The forest was quieter than the celebration behind you—but not peaceful.
Fireworks cracked in the distance, flashes of color bleeding through the trees, laughter echoing like it belonged to another world entirely. Here, the air felt heavier. Charged. Like something rotten was finally being dragged into the open.
Luke stood between the trees, arms crossed, face half-lit by torchlight. When he saw you, he smiled like nothing had changed.
That hurt more than anything else.
“So,” he said lightly. “You heard.”
You didn’t bother pretending. “You accused Thalia.”
His smile faltered. Just a fraction. “I stated a possibility.”
“No,” you snapped, stepping closer. Your heart was pounding, not with fear—with fury. “You planted doubt. You know she would never steal Zeus’s bolt. Not for power. Not for ego. Not for anything.”
Luke exhaled slowly, rubbing a hand over his scar. “You’re blinded,” he said. “By love.”
You laughed—sharp, incredulous. “And you’re lying to yourself if you think this is about justice.”
That’s when he stopped pretending.
“Kronos is waking up,” Luke said quietly. “The Olympians are weak. Hypocrites. They use us, discard us. You know that. We lived that.”

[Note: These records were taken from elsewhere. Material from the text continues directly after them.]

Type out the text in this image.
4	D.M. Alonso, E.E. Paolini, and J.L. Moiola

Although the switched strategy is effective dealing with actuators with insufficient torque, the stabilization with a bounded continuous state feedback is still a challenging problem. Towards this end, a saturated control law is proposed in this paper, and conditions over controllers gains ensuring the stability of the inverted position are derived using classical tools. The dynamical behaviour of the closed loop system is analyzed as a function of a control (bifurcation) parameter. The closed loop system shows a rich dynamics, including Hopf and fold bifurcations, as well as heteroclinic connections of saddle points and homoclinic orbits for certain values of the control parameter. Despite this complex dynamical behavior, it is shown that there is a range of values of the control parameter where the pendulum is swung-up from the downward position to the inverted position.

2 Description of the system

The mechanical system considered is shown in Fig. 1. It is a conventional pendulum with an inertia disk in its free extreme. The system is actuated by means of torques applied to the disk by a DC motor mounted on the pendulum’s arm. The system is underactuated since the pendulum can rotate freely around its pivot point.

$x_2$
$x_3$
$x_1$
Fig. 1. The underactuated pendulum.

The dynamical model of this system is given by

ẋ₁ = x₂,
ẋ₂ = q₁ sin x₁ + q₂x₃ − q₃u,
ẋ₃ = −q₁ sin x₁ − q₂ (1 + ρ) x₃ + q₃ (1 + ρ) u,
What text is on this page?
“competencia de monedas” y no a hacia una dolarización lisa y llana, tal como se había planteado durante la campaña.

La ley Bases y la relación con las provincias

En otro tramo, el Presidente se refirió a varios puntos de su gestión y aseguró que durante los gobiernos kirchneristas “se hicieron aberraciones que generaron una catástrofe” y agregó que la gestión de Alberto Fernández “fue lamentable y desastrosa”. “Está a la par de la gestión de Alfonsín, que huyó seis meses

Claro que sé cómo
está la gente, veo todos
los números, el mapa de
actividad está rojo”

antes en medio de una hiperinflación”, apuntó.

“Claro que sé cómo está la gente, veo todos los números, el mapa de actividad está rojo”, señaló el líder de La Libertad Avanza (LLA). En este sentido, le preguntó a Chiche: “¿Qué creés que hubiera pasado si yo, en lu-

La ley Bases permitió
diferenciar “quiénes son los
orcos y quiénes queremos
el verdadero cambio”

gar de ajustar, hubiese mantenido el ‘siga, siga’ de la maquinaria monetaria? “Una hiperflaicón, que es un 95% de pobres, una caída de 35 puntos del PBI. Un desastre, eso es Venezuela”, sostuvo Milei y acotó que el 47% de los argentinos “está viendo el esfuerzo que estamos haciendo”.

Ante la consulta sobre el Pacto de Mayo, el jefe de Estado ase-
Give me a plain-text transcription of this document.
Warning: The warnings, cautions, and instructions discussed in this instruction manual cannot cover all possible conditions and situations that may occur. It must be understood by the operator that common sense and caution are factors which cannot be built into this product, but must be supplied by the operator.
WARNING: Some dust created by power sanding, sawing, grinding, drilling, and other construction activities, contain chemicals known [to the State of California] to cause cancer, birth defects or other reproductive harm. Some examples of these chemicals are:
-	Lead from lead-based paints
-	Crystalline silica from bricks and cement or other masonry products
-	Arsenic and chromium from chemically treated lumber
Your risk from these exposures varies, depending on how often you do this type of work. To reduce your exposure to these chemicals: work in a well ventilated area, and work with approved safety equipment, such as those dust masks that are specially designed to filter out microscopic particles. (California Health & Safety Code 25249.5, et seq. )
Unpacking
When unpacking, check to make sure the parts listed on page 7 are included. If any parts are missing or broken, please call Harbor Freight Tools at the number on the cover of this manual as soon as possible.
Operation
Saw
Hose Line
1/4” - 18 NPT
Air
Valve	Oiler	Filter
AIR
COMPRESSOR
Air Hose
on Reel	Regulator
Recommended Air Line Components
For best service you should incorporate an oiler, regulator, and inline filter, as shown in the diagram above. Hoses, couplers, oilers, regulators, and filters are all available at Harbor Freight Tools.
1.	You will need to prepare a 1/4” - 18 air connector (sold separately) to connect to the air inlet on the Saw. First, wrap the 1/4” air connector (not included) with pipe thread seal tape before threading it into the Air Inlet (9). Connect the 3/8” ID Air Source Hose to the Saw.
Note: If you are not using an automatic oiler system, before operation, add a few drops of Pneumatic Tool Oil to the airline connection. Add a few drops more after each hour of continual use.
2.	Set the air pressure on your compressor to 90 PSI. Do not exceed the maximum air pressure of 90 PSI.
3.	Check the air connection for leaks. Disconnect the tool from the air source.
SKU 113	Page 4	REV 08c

“Yes,” you said. “But Kronos is worse.”
Luke’s eyes hardened. “Change always costs blood.”
“Not this kind,” you shot back. “You want to replace one tyrant with the Titan who ate his own children.”
Silence stretched between you.
Then Luke did the unthinkable.
“I need Thalia,” he said. “Her power. Her bloodline. And she’d listen to you.”
Your stomach dropped.
“You want me,” you whispered, “to betray her.”
“No,” Luke said quickly. “To save her. Zeus will never forgive her strength. She’s a weapon to him. But with Kronos—”
“With Kronos she’s expendable,” you cut in. “Just like the rest of us.”
Luke stepped closer, voice urgent now. “Think about Half-Blood Hill. Think about what she did for you. She would burn Olympus for you if you asked.”
“That’s exactly why I won’t,” you said, tears stinging your eyes. “Because I love her.”
Luke’s expression twisted—anger, grief, desperation colliding. “You owe me.”
You shook your head. “No. I trusted you.”
The words landed like a blade.
“You were my brother,” you continued, voice breaking now. “Ours. You taught Annabeth how to fight. You watched Percy learn who he was. You stood with Thalia on that hill. And now you’re asking me to lead her into the arms of a monster who would kill her the moment she outlived her usefulness.”
Luke’s jaw clenched.
“You’re choosing them,” he said bitterly.
“I’m choosing what’s right,” you replied. “And I’m choosing her.”
A boom of thunder rolled overhead—too close, too sudden to be coincidence.
You felt it before you heard it.
Electricity in the air.
“Then don’t get in my way,” Luke warned.
You stepped back, heart shattered, voice steady despite it all. “If you come for her,” you said, “you’ll have to go through me first.”
Luke turned away without another word, disappearing into the trees like the brother you knew had already become a ghost.
You stood there shaking, fireworks still bursting behind you, celebration mocking the truth you now carried.
Thalia was laughing somewhere back at camp—alive, victorious, free.
And you knew one thing with terrifying certainty:
You would die before letting Luke—or Kronos—take her.